My cheeks warmed. Instead of speaking, I pulled his mouth down to mine again, hooking my elbow behind his neck to hold him close. Bear’s touch had turned even more reverent than before. I didn’t know what to say to him, but I definitely wouldn’t be saying my statement wasn’t true. Even with all the chaos that had brought me here, I felt like I had poured into an empty space that was just waiting for me.
Home had never felt the way most people described when I was growing up. It wasn’t a safe place for me, and I had never gotten homesick.
But this place?
I was going to miss it so much when I had to leave.
Getting attached was stupid. It didn’t stop me from feeling it growing with every brush of Bear’s mouth against mine. I had to appreciate this time for what it was: a pocket of bliss I didn’t deserve to keep.
Bear took me apart so slowly, my pleasure rising like one grain of it was added to the pile at a time until I was shaking at the peak and desperate to pull him over the edge with me.
“Knot me.”
He filled his hands with my ass, bringing our hips together sharply, the heat of his cum blooming deep inside me as his knot sealed me shut, keeping every drop inside. The orgasm from the knot was more akin to being springboarded into the stratosphere than the slow rise he had treated me to before.
“Fuck, Bear!” I cried out, digging my nails into his shoulders, arching up sharply before collapsing back into the blankets.
Bear nuzzled my head, scent marking my hair a dozen times while I twitched and squeaked, each shift of his hips sending a fresh ripple of sensation through me.
“Stay,” he whispered roughly.
Yes.
“I can’t stay forever.”
“Stay,” he insisted again. His teeth ghosted over the curve of my neck and he bit down just enough to trigger my omega whine, sending my instincts soaring.
I clung to him, unable to give him the answer he wanted, and unwilling to hear myself say no again. If we needed to surround ourselves in a fantasy to get through this, then that was what we would do. I could push back the fact that I had a job and an apartment waiting for me, a whole new life hours from here. I could melt into the bliss he offered.
Was it more cruel to live a lie or to force reality? Maybe it would be better to indulge? No sense in making both of us miserable focusing on the future when the present was so impossibly sweet.
Did I deserve it? Maybe not.
Was I going to take what was offered anyway?
Bear’s purr rumbled through me.
I didn’t have the strength or the desire to push him away. Fuck it. I couldn’t see how deep the water was, but I was going to dive in anyway. Whether that was a safe landing in the end or crashing onto the rocks, only time would tell.
Morgan always smelled like maple syrup, but when I woke to her scent in my nose it was like pure sugar. Her whole body was plastered against me, her skin hot as she pressed every exquisite, naked inch to me.
I had never dared imagine a world where I would wake up next to an omega. But here she was. Sweet, perfect, and more than I ever could’ve dreamed of. I stared at her tangled mass of red curls. She was so close to her heat, and before it kicked in would be our only chance to get her clean for the next few days. She would probably appreciate everyone getting a solid scrub-down before we were all lost to the sea of hormones.

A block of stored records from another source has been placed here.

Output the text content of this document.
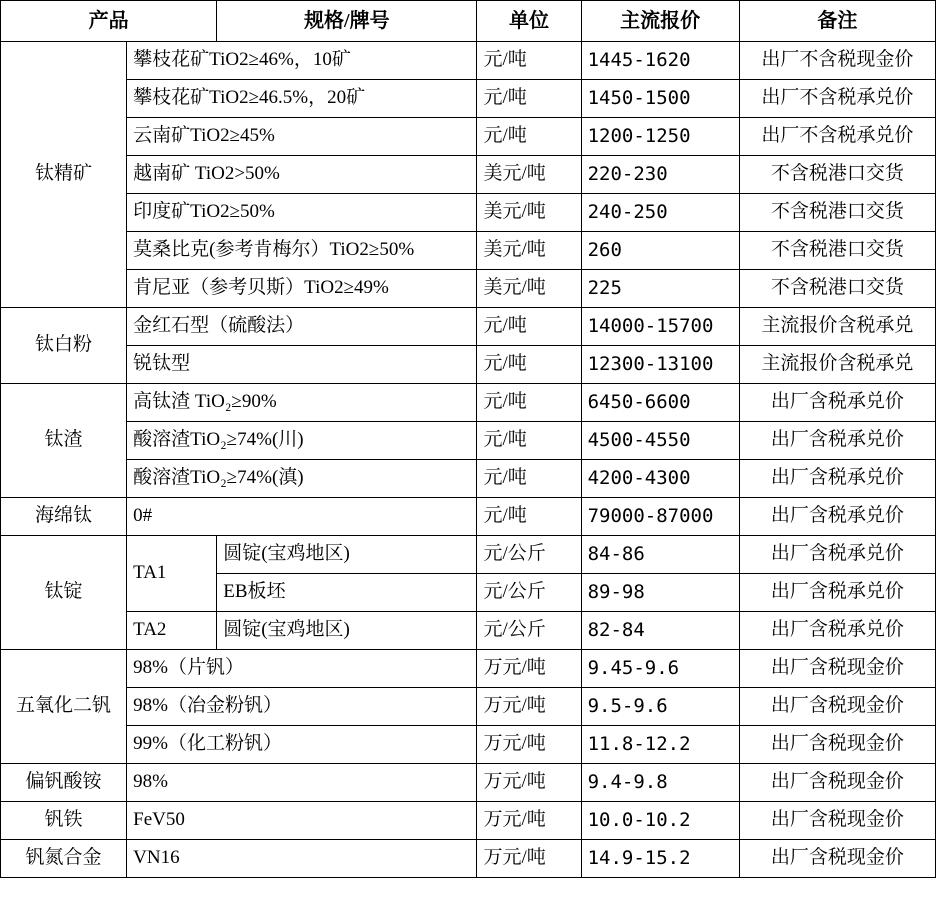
产品		规格/牌号	单位	主流报价	备注
钛精矿	攀枝花矿TiO2≥46%，10矿		元/吨	1445-1620	出厂不含税现金价
	攀枝花矿TiO2≥46.5%，20矿		元/吨	1450-1500	出厂不含税承兑价
	云南矿TiO2≥45%		元/吨	1200-1250	出厂不含税承兑价
	越南矿 TiO2>50%		美元/吨	220-230	不含税港口交货
	印度矿TiO2≥50%		美元/吨	240-250	不含税港口交货
	莫桑比克(参考肯梅尔）TiO2≥50%		美元/吨	260	不含税港口交货
	肯尼亚（参考贝斯）TiO2≥49%		美元/吨	225	不含税港口交货
钛白粉	金红石型（硫酸法）		元/吨	14000-15700	主流报价含税承兑
	锐钛型		元/吨	12300-13100	主流报价含税承兑
钛渣	高钛渣 TiO₂≥90%		元/吨	6450-6600	出厂含税承兑价
	酸溶渣TiO₂≥74%(川)		元/吨	4500-4550	出厂含税承兑价
	酸溶渣TiO₂≥74%(滇)		元/吨	4200-4300	出厂含税承兑价
海绵钛	0#		元/吨	79000-87000	出厂含税承兑价
钛锭	TA1	圆锭(宝鸡地区)	元/公斤	84-86	出厂含税承兑价
		EB板坯	元/公斤	89-98	出厂含税承兑价
	TA2	圆锭(宝鸡地区)	元/公斤	82-84	出厂含税承兑价
五氧化二钒	98%（片钒）		万元/吨	9.45-9.6	出厂含税现金价
	98%（冶金粉钒）		万元/吨	9.5-9.6	出厂含税现金价
	99%（化工粉钒）		万元/吨	11.8-12.2	出厂含税现金价
偏钒酸铵	98%		万元/吨	9.4-9.8	出厂含税现金价
钒铁	FeV50		万元/吨	10.0-10.2	出厂含税现金价
钒氮合金	VN16		万元/吨	14.9-15.2	出厂含税现金价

Morgan blinked sleepy eyes up at me and burrowed closer, wedging her head firmly beneath my chin, her little purr roaring. The sound of it soothed every anxiety, healing bits of me I hadn’t even acknowledged were broken. She felt safe, and she trusted me to keep her that way. I didn’t even mind that it was the lack of suppressants that had pushed her to accept us. Her instincts knew she could trust us, and that went above and beyond growing attraction.
Her various limbs patted the area around us, finding the space empty but for the two of us. “Where is everyone?”
I shrugged. If they weren’t in here with us, something urgent had to be occupying them, but I wasn’t going to move an inch to find out what it might be.
My omega let out a soft whine. “It’s so close, Bear.”
“I know,” I whispered.
She squirmed, trying to wedge somehow closer. “Squish me.”
I rolled over, compressing her against the blankets. All the nerves and fear I had seen in her when she’d first arrived were gone when she was in my arms. She was a gift, a sweetness I could never take for granted.
Footsteps on the stairs stole my attention, the others appearing at the opening of the nest one by one.